Bitcoin (BTC) edged higher after Wall Street opened on Feb. 24 with Russia’s Ukraine invasion and its aftermath still top on markets’ agenda.
Risk sentiment set to be “dominant driver” in crypto
Data from Cointelegraph Markets Pro and TradingView showed BTC/USD nearing $36,400 on Bitstamp two hours after the opening bell, up to $2,000 from its recent lows.
Skittish markets faced the music from Russia’s overnight incursion into Ukraine, a move that continued and ricocheted across global trading.
Russia’s stock market unsurprisingly faced a different level of trauma, with MOEX losing 50% and at one point halting trading altogether.
Bitcoin, suffering earlier in the day, nonetheless staged a respectable comeback.
“At the start of the week, escalating tensions between Russia and Ukraine had hit crypto markets hard. Our crypto indices were already showing sizeable losses across all sectors,” Sahil Sakhrani, a market analyst at crypto research firm Macro Hive, told Cointelegraph.
Sakhrani warned that the announcement of further sanctions against the Russian economy may exacerbate the situation anew and that Bitcoin’s correlation to traditional equities markets should not be overlooked.
“Now the news has worsened with an apparent Russian invasion of Ukraine followed by the EU, the U.K., and the U.S. proposing further sanctions against Russia,” he continued.
“Risk aversion is likely to be the dominant theme for markets. With the correlation between Bitcoin and NASDAQ picking up again, broader risk sentiment will likely be the dominant driver of crypto markets.”
A second bone of contention came in the form of the United States Federal Reserve potentially slackening key rate rises due to the conflict.
Pershaps the #Fed is relieved that #Russia invaded the #Ukraine as now it has an excuse not to raise interest rates in Mar.
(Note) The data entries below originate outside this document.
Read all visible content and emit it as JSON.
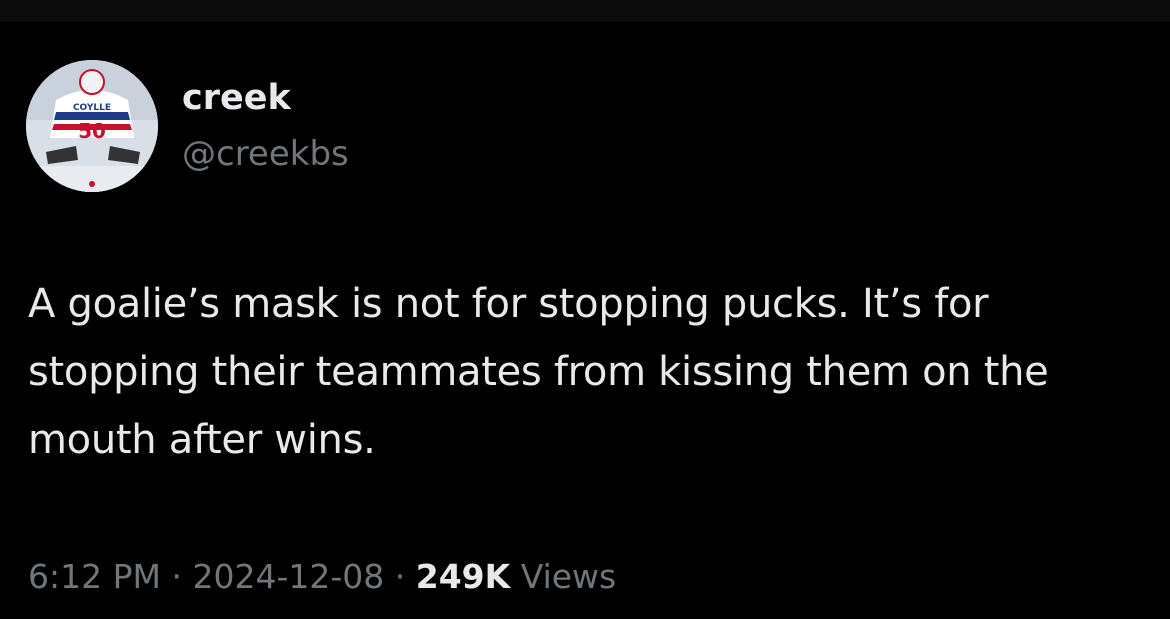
{
  "tweet": {
    "author": {
      "display_name": "creek",
      "handle": "@creekbs",
      "avatar_icon": "hockey-goalie-avatar",
      "avatar_jersey_name": "COYLLE",
      "avatar_jersey_number": "50"
    },
    "text": "A goalie’s mask is not for stopping pucks. It’s for stopping their teammates from kissing them on the mouth after wins.",
    "time": "6:12 PM",
    "separator": "·",
    "date": "2024-12-08",
    "views_count": "249K",
    "views_label": "Views"
  },
  "colors": {
    "background": "#000000",
    "primary_text": "#e7e9ea",
    "secondary_text": "#71767b"
  }
}
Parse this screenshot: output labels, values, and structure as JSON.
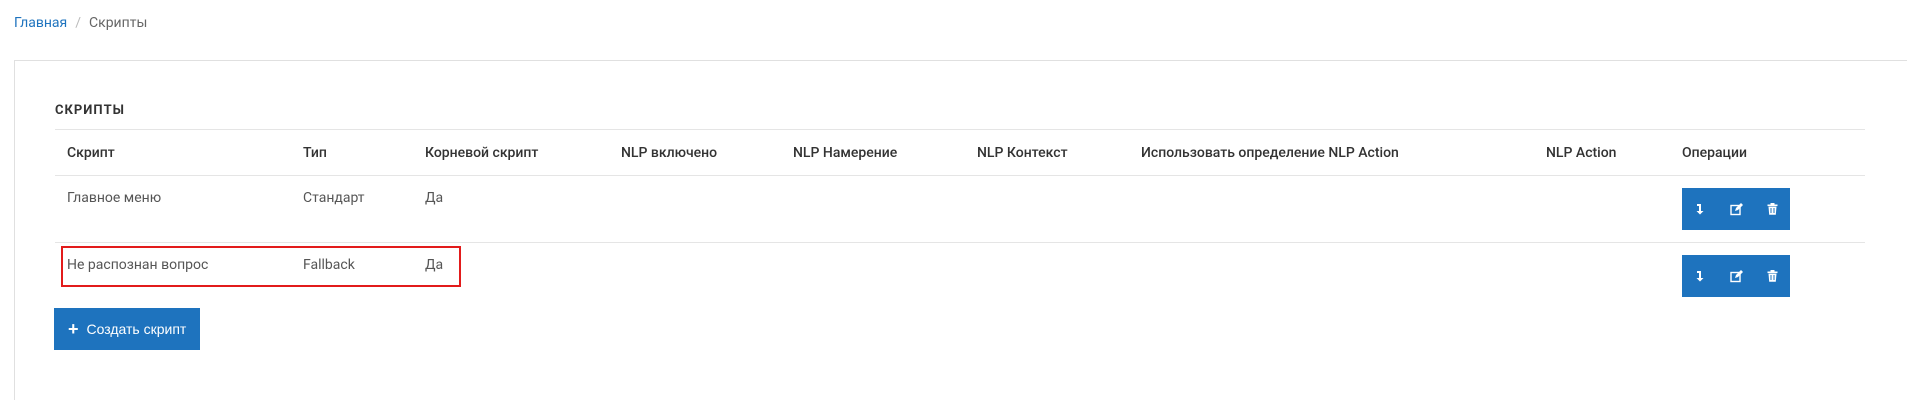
{
  "breadcrumb": {
    "home": "Главная",
    "separator": "/",
    "current": "Скрипты"
  },
  "panel": {
    "title": "СКРИПТЫ"
  },
  "table": {
    "headers": {
      "script": "Скрипт",
      "type": "Тип",
      "root": "Корневой скрипт",
      "nlp_enabled": "NLP включено",
      "nlp_intent": "NLP Намерение",
      "nlp_context": "NLP Контекст",
      "use_nlp_action": "Использовать определение NLP Action",
      "nlp_action": "NLP Action",
      "operations": "Операции"
    },
    "rows": [
      {
        "script": "Главное меню",
        "type": "Стандарт",
        "root": "Да",
        "nlp_enabled": "",
        "nlp_intent": "",
        "nlp_context": "",
        "use_nlp_action": "",
        "nlp_action": ""
      },
      {
        "script": "Не распознан вопрос",
        "type": "Fallback",
        "root": "Да",
        "nlp_enabled": "",
        "nlp_intent": "",
        "nlp_context": "",
        "use_nlp_action": "",
        "nlp_action": ""
      }
    ],
    "operation_icons": [
      "arrow-down-icon",
      "edit-icon",
      "trash-icon"
    ]
  },
  "create_button": {
    "label": "Создать скрипт",
    "icon": "plus-icon"
  },
  "colors": {
    "primary": "#1e73be",
    "highlight": "#e21b1b",
    "border": "#e5e5e5"
  }
}
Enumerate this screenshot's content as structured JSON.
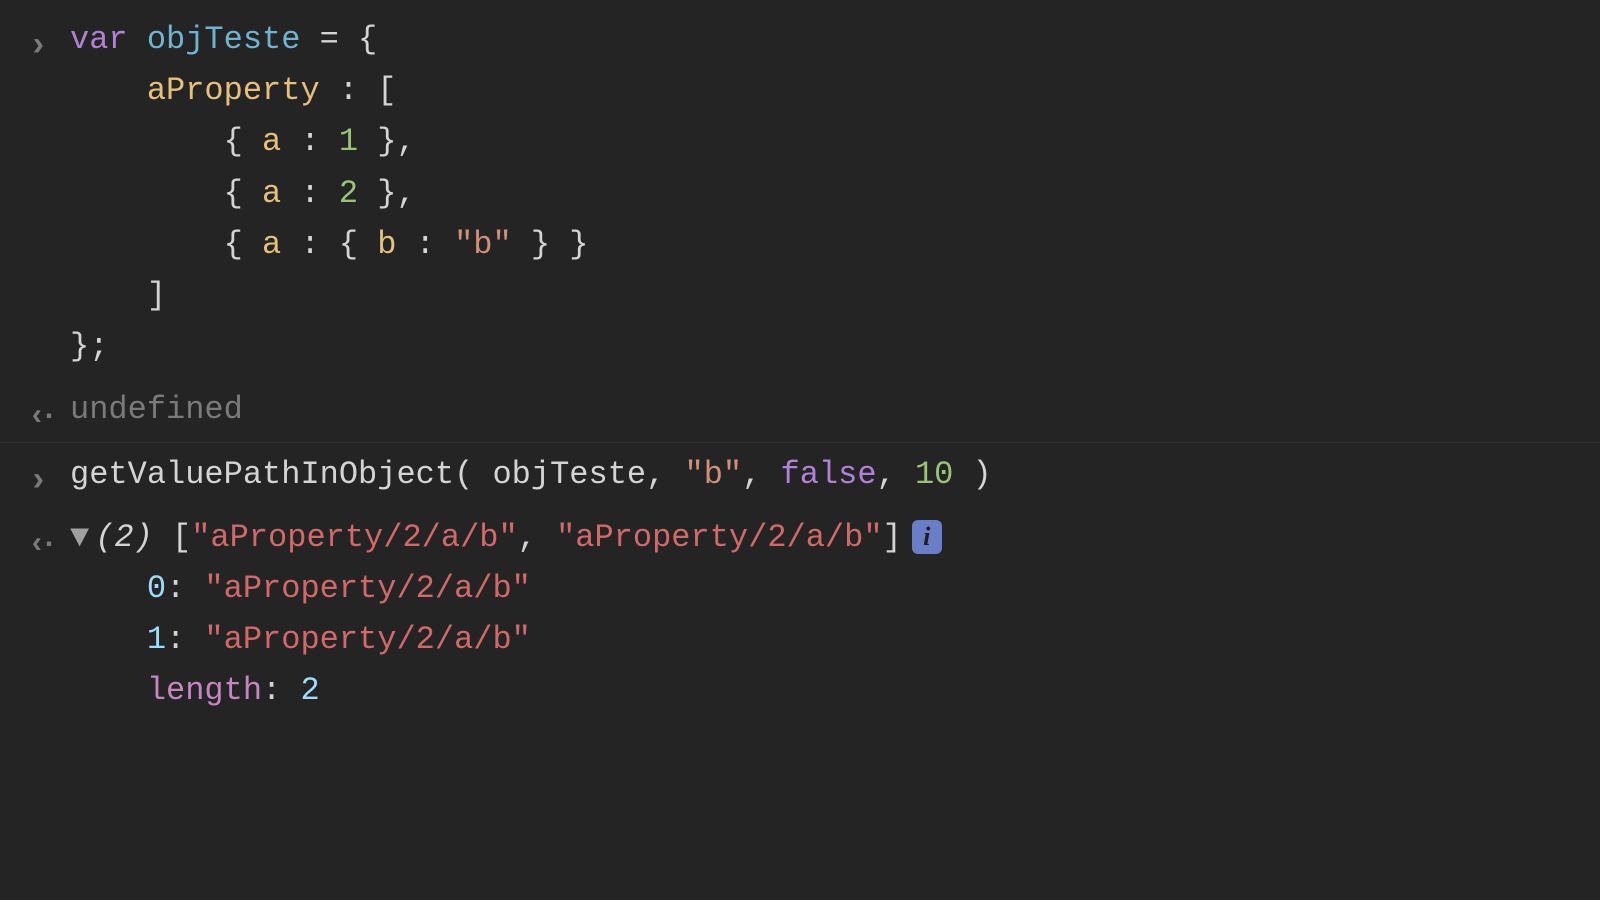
{
  "input1": {
    "kw_var": "var",
    "varname": "objTeste",
    "equals": " = {",
    "l2_prop": "aProperty",
    "l2_rest": " : [",
    "l3_a": "a",
    "l3_val": "1",
    "l3_rest": " },",
    "l4_a": "a",
    "l4_val": "2",
    "l4_rest": " },",
    "l5_a": "a",
    "l5_b": "b",
    "l5_str": "\"b\"",
    "l5_rest": " } }",
    "l6": "]",
    "l7": "};",
    "open_brace": "{ ",
    "colon": " : ",
    "open_nested": "{ "
  },
  "output1": {
    "value": "undefined"
  },
  "input2": {
    "func": "getValuePathInObject",
    "open": "( ",
    "arg1": "objTeste",
    "sep": ", ",
    "arg2": "\"b\"",
    "arg3": "false",
    "arg4": "10",
    "close": " )"
  },
  "output2": {
    "prefix": "(2) ",
    "open": "[",
    "item0": "\"aProperty/2/a/b\"",
    "sep": ", ",
    "item1": "\"aProperty/2/a/b\"",
    "close": "]",
    "info": "i",
    "row0_key": "0",
    "row0_sep": ": ",
    "row0_val": "\"aProperty/2/a/b\"",
    "row1_key": "1",
    "row1_sep": ": ",
    "row1_val": "\"aProperty/2/a/b\"",
    "len_key": "length",
    "len_sep": ": ",
    "len_val": "2"
  }
}
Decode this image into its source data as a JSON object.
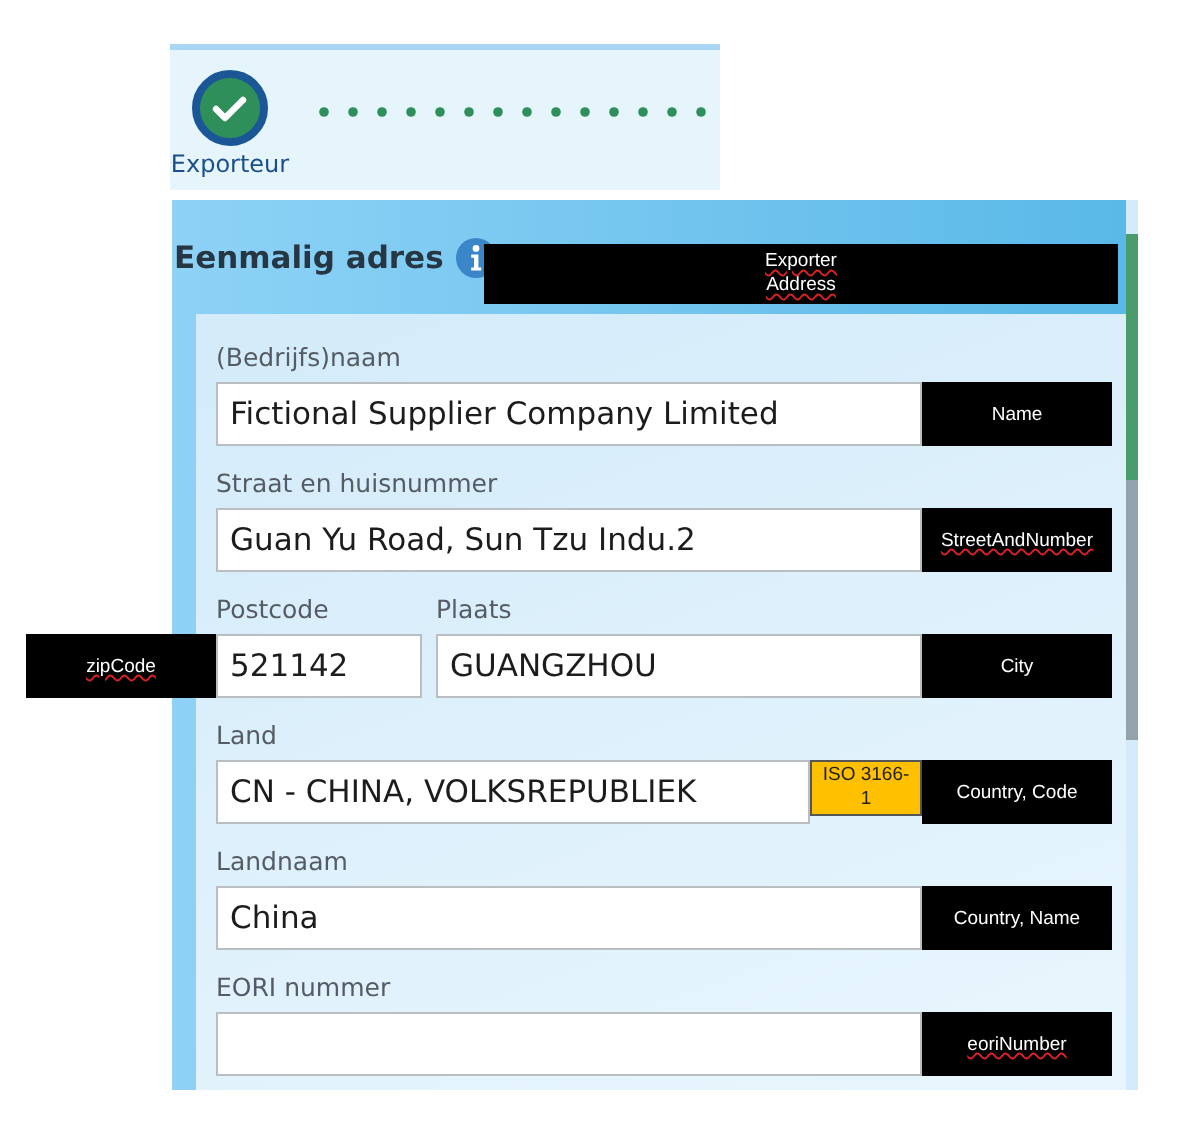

If it wasn’t this it would’ve been something else, but as far as excuses go this one’s hard to top. #Gold spiked 1.5% and #Bitcoin dumped 5.5% on the news.
— Peter Schiff (@PeterSchiff) February 24, 2022
For popular trader and analyst Pentoshi, however, such a theory seemed out of place.
“If you have an impending recession w rates at 0 and inject more capital you get something worse. Stagflation,” part of a recent Twitter update argued.
On the topic, economist Mohamed El-Erian said that such risks “come at a time when Fed policy flexibility is limited and liquidity can be patchy.”
Liquidations pass $500 million
The day’s events, meanwhile, sent derivatives funding rates well into negative territory as traders weighed the likelihood of more downside.
Related: Last Bitcoin support levels above $20K come into play as BTC price faces ‘time of uncertainty’
Data from analytics source Coinglass confirmed the action, along with cross-crypto liquidations reaching $530 million in 24 hours.
“Heavy” selling by shorters was thus in evidence, research firm Numbrs added about the data.